Sejarah Kenapa Tidak Ada Penjual Nasi di Desa Randegan

Desa Radegan
Desa Randegan, Tanggulangin, Sidoarjo.

MERCUSUAR.CO, Sidoarjo – Sebuah desa di Sidoarjo sama sekali tidak ada penjual nasi. Desa itu adalah Desa Randegan, Tanggulangin, Sidoarjo. Terdapat sejarahnya mengapa warga desa itu pantang menjual menu nasi seperti nasi rawon, nasi soto, nasi campur, hingga nasi goreng.

Nyatanya, masyarakat setempat mempunyai pantangan yang dipercaya secara turun- temurun. Solkhan, masyarakat RT 3, RW 1, Desa Randegan mengakui bahwa masyarakat di Desa Randegan yang berdagang memanglah enggan menjual makanan olahan nasi.

Bacaan Lainnya

Terdapat keyakinan yang masih diyakini masyarakat desa setempat secara turun- temurun. Jika terdapat yang nekat jualan nasi, maka niscaya hidupnya akan membawa sial.

“Memanglah benar kalau masyarakat Desa Randegan hingga saat tidak ada yang berjualan nasi, sebab berjualan nasi (dipercaya) akan membawa sial kehidupan masyarakat,” kata Solkhan penjual lontong tahu dilangsir dari traveldetik.com, Senin (28/8/2023).

Lalu keyakinan semacam apa yang membuat masyarakat setempat sama sekali tidak berani berdagang makanan yang melibatkan nasi?
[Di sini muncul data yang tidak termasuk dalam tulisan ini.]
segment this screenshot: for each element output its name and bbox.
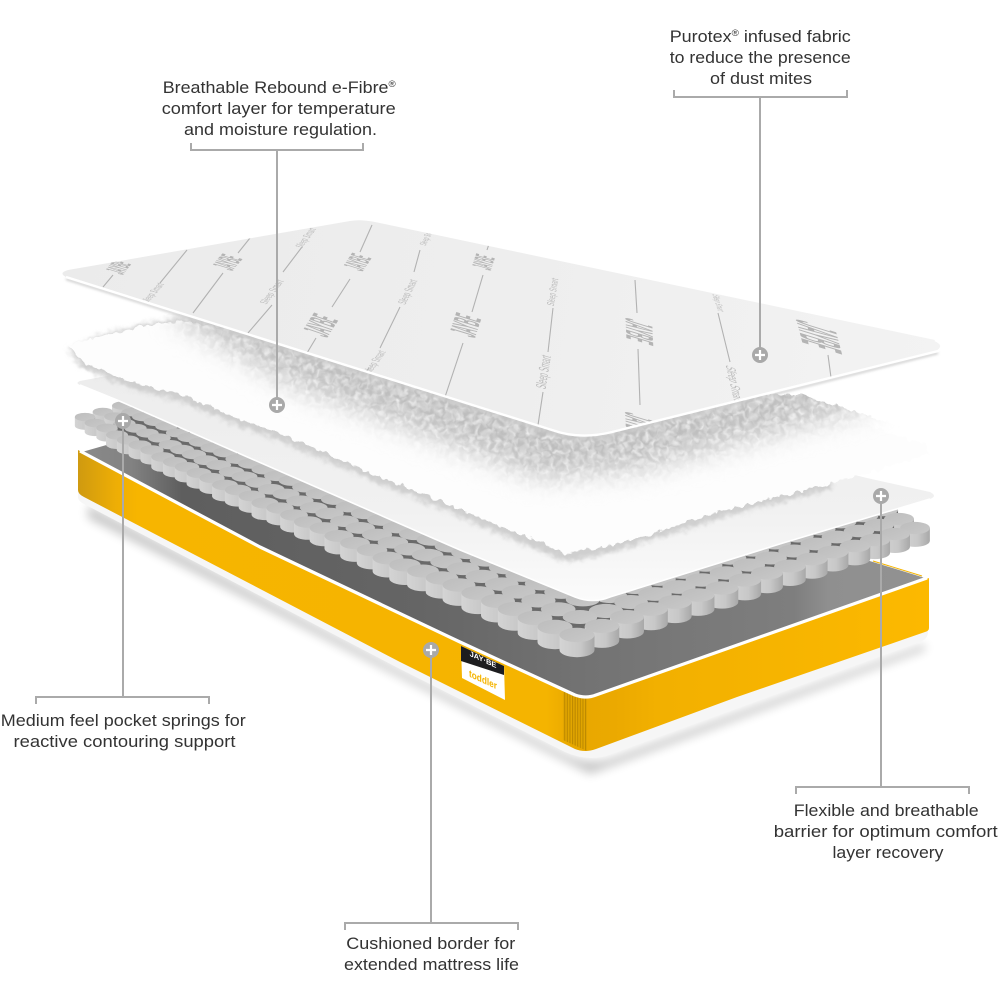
Sleep Smart marks: Sleep Smart xyxy=(722,363,745,405)
Sleep Smart marks: Sleep Smart xyxy=(710,293,727,313)
Sleep Smart marks: Sleep Smart xyxy=(257,278,286,305)
back rows with shaded sides xyxy=(93,397,914,639)
JAYBE marks: JAYBE xyxy=(339,251,378,274)
marker xyxy=(115,413,131,429)
base mattress xyxy=(78,400,929,774)
callout: pocket springs xyxy=(1,413,250,751)
JAYBE marks: JAYBE xyxy=(295,310,346,341)
caption: Cushioned border for xyxy=(346,935,516,953)
pocket springs xyxy=(75,397,930,657)
marker xyxy=(423,642,439,658)
mattress label xyxy=(461,646,505,700)
marker xyxy=(873,488,889,504)
JAYBE marks: JAYBE xyxy=(782,314,853,358)
Sleep Smart marks: Sleep Smart xyxy=(534,353,555,391)
marker xyxy=(752,347,768,363)
e-fibre comfort layer xyxy=(67,314,874,564)
corner crease stitching xyxy=(563,689,587,751)
caption: Breathable Rebound e-Fibre xyxy=(163,79,396,97)
yellow border band xyxy=(78,450,929,751)
caption: ® xyxy=(732,28,739,38)
pattern lines xyxy=(103,225,832,425)
JAYBE marks xyxy=(106,252,842,427)
fabric top sheet xyxy=(62,220,941,443)
leader line xyxy=(674,90,847,355)
marker xyxy=(269,397,285,413)
caption: infused fabric xyxy=(739,28,851,46)
Sleep Smart marks: Sleep Smart xyxy=(545,276,561,307)
callout: flexible barrier xyxy=(774,488,1000,862)
leader line xyxy=(191,143,363,405)
caption: Medium feel pocket springs for xyxy=(1,712,246,730)
barrier sheet xyxy=(78,340,934,600)
fibre shadow under top sheet xyxy=(170,300,880,478)
JAYBE marks: JAYBE xyxy=(616,314,660,348)
callout: fabric xyxy=(670,28,855,363)
Sleep Smart marks: Sleep Smart xyxy=(293,226,319,249)
Sleep Smart marks: Sleep Smart xyxy=(361,349,389,375)
sheet under-shadow xyxy=(66,279,938,439)
front rows xyxy=(75,413,930,657)
Sleep Smart marks: Sleep Smart xyxy=(419,228,436,247)
sheet body xyxy=(78,340,934,600)
caption: and moisture regulation. xyxy=(184,121,377,139)
callout: comfort layer xyxy=(162,73,400,413)
caption: reactive contouring support xyxy=(14,733,236,751)
woven branding xyxy=(100,225,853,443)
leader line xyxy=(36,421,209,704)
mattress label: toddler xyxy=(469,668,497,692)
back rim xyxy=(873,561,922,576)
callout: cushioned border xyxy=(344,642,520,974)
Sleep Smart marks xyxy=(139,226,745,405)
JAYBE marks: JAYBE xyxy=(100,257,137,277)
sheet body xyxy=(62,220,941,436)
JAYBE marks: JAYBE xyxy=(468,252,502,273)
mattress label: JAY·BE xyxy=(470,649,496,670)
caption: Purotex xyxy=(670,28,851,46)
fibre edge shade xyxy=(68,319,833,562)
sheet white lip xyxy=(66,277,941,436)
Sleep Smart marks: Sleep Smart xyxy=(139,281,167,304)
caption: to reduce the presence xyxy=(670,49,851,67)
caption: comfort layer for temperature xyxy=(162,100,396,118)
white top rim xyxy=(80,451,927,697)
grey top surface xyxy=(82,400,925,697)
fibre body xyxy=(68,321,930,554)
caption: Flexible and breathable xyxy=(794,802,979,820)
caption: barrier for optimum comfort xyxy=(774,823,998,841)
Sleep Smart marks: Sleep Smart xyxy=(395,278,420,306)
floor shadow xyxy=(88,505,925,774)
JAYBE marks: JAYBE xyxy=(443,309,489,341)
JAYBE marks: JAYBE xyxy=(616,408,661,443)
lower white rim xyxy=(78,490,928,758)
leader line xyxy=(345,650,518,930)
leader line xyxy=(796,496,969,794)
JAYBE marks: JAYBE xyxy=(205,251,249,273)
caption: extended mattress life xyxy=(344,956,519,974)
caption: of dust mites xyxy=(710,70,812,88)
caption: ® xyxy=(389,79,396,89)
caption: layer recovery xyxy=(832,844,944,862)
sheet lit edge xyxy=(80,385,930,600)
Ternyata, keyakinan masyarakat itu berhulu pada cerita masyarakat tentang tokoh pembabat alas desa setempat yang bernama Suryo Wiryo Diharjo, atau biasa dikenal selaku Mbah Sosro.

Suyadhim, juru kunci makam Mbah Sosro menjelaskan kalau berdasarkan cerita dari nenek moyang masyarakat di Desa Randegan disebutkan bahwa almarhum Mbah Sosro ini orang yang pertama kali membabat alas di kampung Randegan.
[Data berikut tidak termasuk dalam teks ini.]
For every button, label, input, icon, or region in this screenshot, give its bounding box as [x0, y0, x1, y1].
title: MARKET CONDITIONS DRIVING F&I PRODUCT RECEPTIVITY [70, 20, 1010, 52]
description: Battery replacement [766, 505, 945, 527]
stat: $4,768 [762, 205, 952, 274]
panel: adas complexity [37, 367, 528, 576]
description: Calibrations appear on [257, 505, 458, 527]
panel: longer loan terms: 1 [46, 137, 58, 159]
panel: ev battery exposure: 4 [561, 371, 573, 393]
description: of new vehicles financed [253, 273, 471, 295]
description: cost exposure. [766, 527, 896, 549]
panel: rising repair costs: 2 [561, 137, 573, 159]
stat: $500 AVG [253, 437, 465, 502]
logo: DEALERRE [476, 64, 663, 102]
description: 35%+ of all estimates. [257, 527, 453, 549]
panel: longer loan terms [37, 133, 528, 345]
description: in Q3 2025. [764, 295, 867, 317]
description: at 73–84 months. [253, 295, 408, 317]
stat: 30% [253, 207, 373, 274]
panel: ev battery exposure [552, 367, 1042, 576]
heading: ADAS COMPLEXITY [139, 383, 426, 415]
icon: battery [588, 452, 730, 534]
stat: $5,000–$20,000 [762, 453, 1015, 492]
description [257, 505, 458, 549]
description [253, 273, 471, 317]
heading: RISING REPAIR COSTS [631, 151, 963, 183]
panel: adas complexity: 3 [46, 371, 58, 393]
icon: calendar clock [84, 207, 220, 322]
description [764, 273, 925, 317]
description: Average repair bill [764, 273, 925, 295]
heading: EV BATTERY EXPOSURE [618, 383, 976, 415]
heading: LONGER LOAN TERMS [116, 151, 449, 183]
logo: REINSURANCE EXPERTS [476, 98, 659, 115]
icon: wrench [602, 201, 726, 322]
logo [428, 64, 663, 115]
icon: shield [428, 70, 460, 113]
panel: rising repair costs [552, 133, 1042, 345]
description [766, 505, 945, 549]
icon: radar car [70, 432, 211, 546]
“Dari cerita juru kunci sebelumnya, beliau almarhum ini tidak rela apabila masyarakat Desa Randegan bekerja sebagai penjual nasi,” kata Suyadhim.
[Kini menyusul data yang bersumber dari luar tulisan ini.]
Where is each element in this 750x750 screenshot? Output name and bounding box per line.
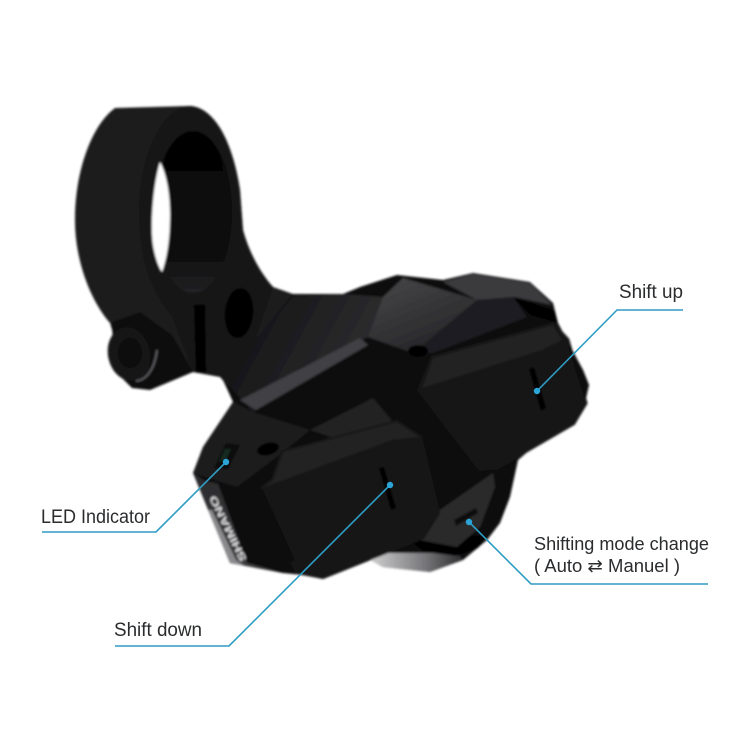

Suyadhim menambahkan, sejauh yang diyakini masyarakat, jadi penjual nasi pada saat itu sangat sulit serta menyedihkan. Tetapi, cerita yang sebenarnya seperti, apa dirinya tidak mengetahuinya.

“Tetapi kepercayaan serta keyakinan itu masih melekat pada masyarakat Desa Randegan. Sampai saat ini tidak terdapat masyarakat desa itu berjualan nasi,” imbuh Suyadhim.

Pantangan ataupun dalam istilah Jawa sirikan itu melekat pada seluruh masyarakat yang berasal dari Desa Randegan. Apalagi, pantangan itu tetap dipegang walaupun masyarakat itu telah pindah ke desa yang lain.

“Walaupun telah pindah masyarakat tersebut tidak berani berjualan nasi, sebab sudah ada bukti,” tandas Syuadhim.

Untuk orang yang sekadar lewat, bisa jadi tidak begitu menyadari keganjilan ini. Namun untuk masyarakat pendatang yang tinggal di desa itu, tidak adanya warung ataupun pedagang yang menjual makanan olahan nasi tentu akan jadi pertanyaan besar.

Masyarakat yang Menjual Nasi di Desa Radegan Akan Sial

Masyarakat Desa Randegan RT 1, RW 1 yang merupakan pemilik warung Lontong Lodeh Mbak Anik mengaku tahu cerita larangan menjual nasi di Desa Randegan itu dari neneknya. Tidak hanya itu, masyarakat setempat pula dilarang menjual rujak ulek.

“Menurut ceritanya apabila terdapat yang berjualan nasi kehidupannya akan sial terus, bahkan rumah tangganya tidak harmonis,” kata Anik.

Anik yakin pantangan itu tidak boleh dilanggar. Ia tetap patuh dengan kepercayaan itu supaya mendapat rezeki yang barokah.

“Sebab ada pantangan itu saya tidak berani melanggar. Kami berjualan ingin mendapatkan keselamatan serta rezeki yang barokah,” tukasnya.